Il potere d’acquisto delle famiglie – si legge nel bilancio sociale stilato dall’INPS presentato oggi – è crollato del 9,4% tra il 2008 e il 2012. Solo tra il 2011 e il 2012 il calo è stato del 4,9%. Nel complesso nei quattro anni considerati il reddito disponibile delle famiglie ha perso in media l’1,8% (-2% tra il 2011 e il 2012).


Emorragia di dipendenti pubblici nel 2012. Nell’anno, secondo i dati Inps, i lavoratori pubblici sono diminuiti, a causa del blocco del turnover e dei numerosi pensionamenti di 130.000 unità (-4%) passando da 3,23 milioni a 3,1 milioni. Nel 2012 le entrate contributive ex Inpdap sono calate di 4,78 miliardi (-8,2%). La spesa per gli ammortizzatori sociali nel 2012 è aumentata del 19% rispetto al 2011 superando quota 22,7 miliardi. L’Istituto sottolinea che la spesa principale è quella per la disoccupazione con 13,811 miliardi, oltre due miliardi in più rispetto ai 11,684 miliardi spesi nel 2011: hanno usufruito di ammortizzatori sociali nel 2012 oltre 4 milioni di persone. Nello specifico, oltre 1,6 milioni di persone hanno usufruito di cig e mobilità a fronte dei 1.250.000 lavoratori nel 2011 (+28,5%) con una permanenza media pro capite in cassa di due mesi e 2 giorni lavorativi. Nel complesso hanno avuto il sussidio di disoccupazione (ordinaria, agricola e quelle a requisiti ridotti) 2,5 milioni di persone a fronte dei 2,26 milioni dell’anno precedente. L’Inps sottolinea che i 22,7 miliardi (+3,6 miliardi sul 2011) si sono suddivisi in 12,6 miliardi di prestazioni e 10,1 di contributi figurativi.
La parte principale ha riguardato la disoccupazione (13,8 miliardi con un +18,2%), mentre per la cassa integrazione sono stati spesi 6,138 miliardi (oltre un miliardo di spesa in più con un +21,8%) e 2,824 miliardi per la mobilità (+17,3%). Il peso maggiore degli ammortizzatori è a carico dello Stato con 14,237 miliardi a fronte dei 8,536 miliardi di contributi da imprese e lavoratori.
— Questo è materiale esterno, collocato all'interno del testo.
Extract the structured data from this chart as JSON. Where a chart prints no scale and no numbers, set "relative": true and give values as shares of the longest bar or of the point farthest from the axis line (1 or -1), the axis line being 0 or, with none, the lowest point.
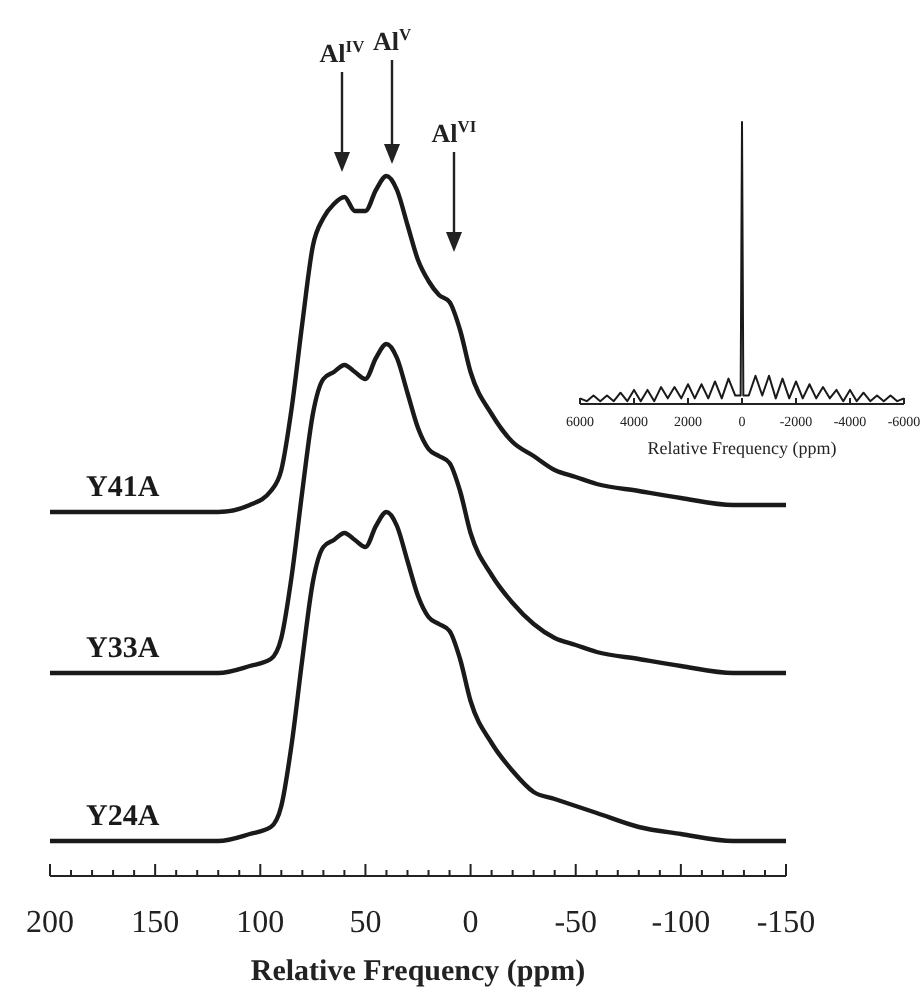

Il finanziamento della cassa integrazione è stato coperto dallo Stato per il 37,8%, quello della disoccupazione per il 70,1% e quello per la mobilità per il 79%.
Quasi la metà dei pensionati Inps (il 45,2%) ha un reddito da pensione inferiore ai 1.000 euro al mese. Su quasi 7,2 milioni di pensionati che non arrivano a 1.000 euro – spiega l’Inps – ce ne sono 2,26 milioni (il 14,3% del complesso) che non arriva a 500 euro. Possono invece contare su più di 3.000 euro al mese poco più di 650.000 pensionati. Il reddito da pensione dei pensionati pubblici nel 2012 era in media di 1.948 euro al mese, superiore di oltre 700 euro rispetto ai 1.223 euro medi portati a casa da coloro che hanno lavorato come dipendenti nel settore privato.
La differenza dipende anche dal numero di anni lavorati e si amplia tra le donne con 826 euro medi di pensione per le donne del fondo lavoratori dipendenti e i 1.613 di quelle del settore pubblico. Per artigiani e commercianti il reddito da pensione si ferma in media sotto i 1.000 euro.